An official from the Federal Communications Commission (FCC) confirmed that the agency has filed its rules on net neutrality to the Federal Register for publishing. Once it is formally published, opposing parties can file legal challenges to question the ruling.
Prior to the filing, a specialized briefing was held for state and local governments where the FCC made further clarifications, covering the issue on municipal broadband and network neutrality. The briefing, which lasted for an hour, discussed the rationale behind FCC's decision to vacate state restrictions on broadband. It also tackled the agency's controversial decision to use the provisions stated in Title II of the Communications Act of 1934 in their bid to regulate Internet access.
Several groups are expected to file legal challenges against the agency's new ruling once it is published. These include the American Cable Association (ACA) and USTelecom.
The agency's filing came a week and a half after the first wave of lawsuits that attempted to question - and eventually block - the new rules on net neutrality. According to an FCC official, the lawsuits came from Alamo Broadband and USTelecom. However, it is highly likely that the lawsuits would be dismissed since they were filed merely 12 days after the new rules were initially published.
The FCC used Title II of the Communications Act of 1934 as its basis for regulating Internet access.

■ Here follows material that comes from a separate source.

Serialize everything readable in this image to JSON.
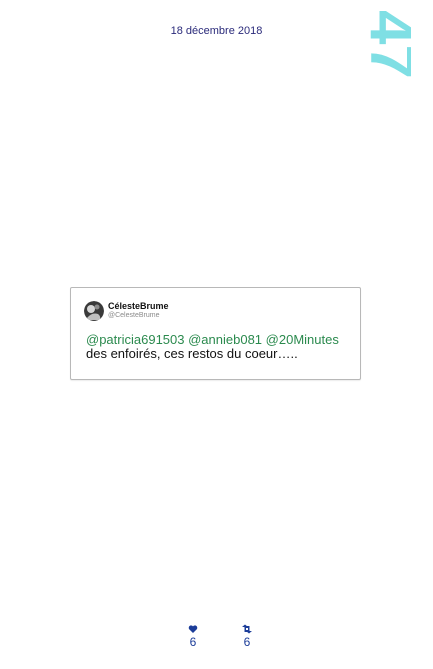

On the issue of net neutrality, also known as "Open Internet Rules," the agency wanted to apply the so-called "light-touch" regulation of the Internet, believing that such move would result in a heightened competition among carriers.

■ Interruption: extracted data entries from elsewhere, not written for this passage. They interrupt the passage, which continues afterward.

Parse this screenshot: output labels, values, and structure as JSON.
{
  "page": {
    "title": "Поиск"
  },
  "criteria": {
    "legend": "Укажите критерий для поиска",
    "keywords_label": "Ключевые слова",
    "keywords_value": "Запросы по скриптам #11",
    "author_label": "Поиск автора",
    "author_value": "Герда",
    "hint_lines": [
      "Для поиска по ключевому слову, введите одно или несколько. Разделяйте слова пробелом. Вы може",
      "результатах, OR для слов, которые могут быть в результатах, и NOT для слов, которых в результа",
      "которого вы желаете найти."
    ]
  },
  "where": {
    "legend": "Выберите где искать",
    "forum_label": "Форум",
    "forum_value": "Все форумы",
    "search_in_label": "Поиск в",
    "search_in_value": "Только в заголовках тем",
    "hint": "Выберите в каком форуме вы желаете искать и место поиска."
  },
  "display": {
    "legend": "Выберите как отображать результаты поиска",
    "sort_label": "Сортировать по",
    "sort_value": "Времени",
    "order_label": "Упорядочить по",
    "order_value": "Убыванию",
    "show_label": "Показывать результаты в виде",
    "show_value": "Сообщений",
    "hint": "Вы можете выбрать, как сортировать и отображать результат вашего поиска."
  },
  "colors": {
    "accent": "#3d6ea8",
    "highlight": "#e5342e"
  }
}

Moreover, the agency wanted to ensure that American citizens are given unfiltered access to the web and that speed throttling or paid prioritization would not in any way influence such type of access.
"By this, we mean that broadband providers may not favor some lawful Internet traffic over others in exchange or consideration of any kind," said Claude Aiken, deputy chief of the FCC Wireline Competition Bureau's Competition Policy Division. "In other words, no fast lanes. This rule also bans ISPs from prioritizing content and services of their affiliates."
Aiken also stated some of the provisions in Title II that do not apply to the open Internet ruling. These include provisions that deal with tariffing, rate regulation and unbundling.
It appears as though most telecom executives, which include those from Verizon and AT&T, are supportive of the principles on unblocking web traffic. What they are against is the FCC's decision to use Title II of the Communications Act in regulating broadband service.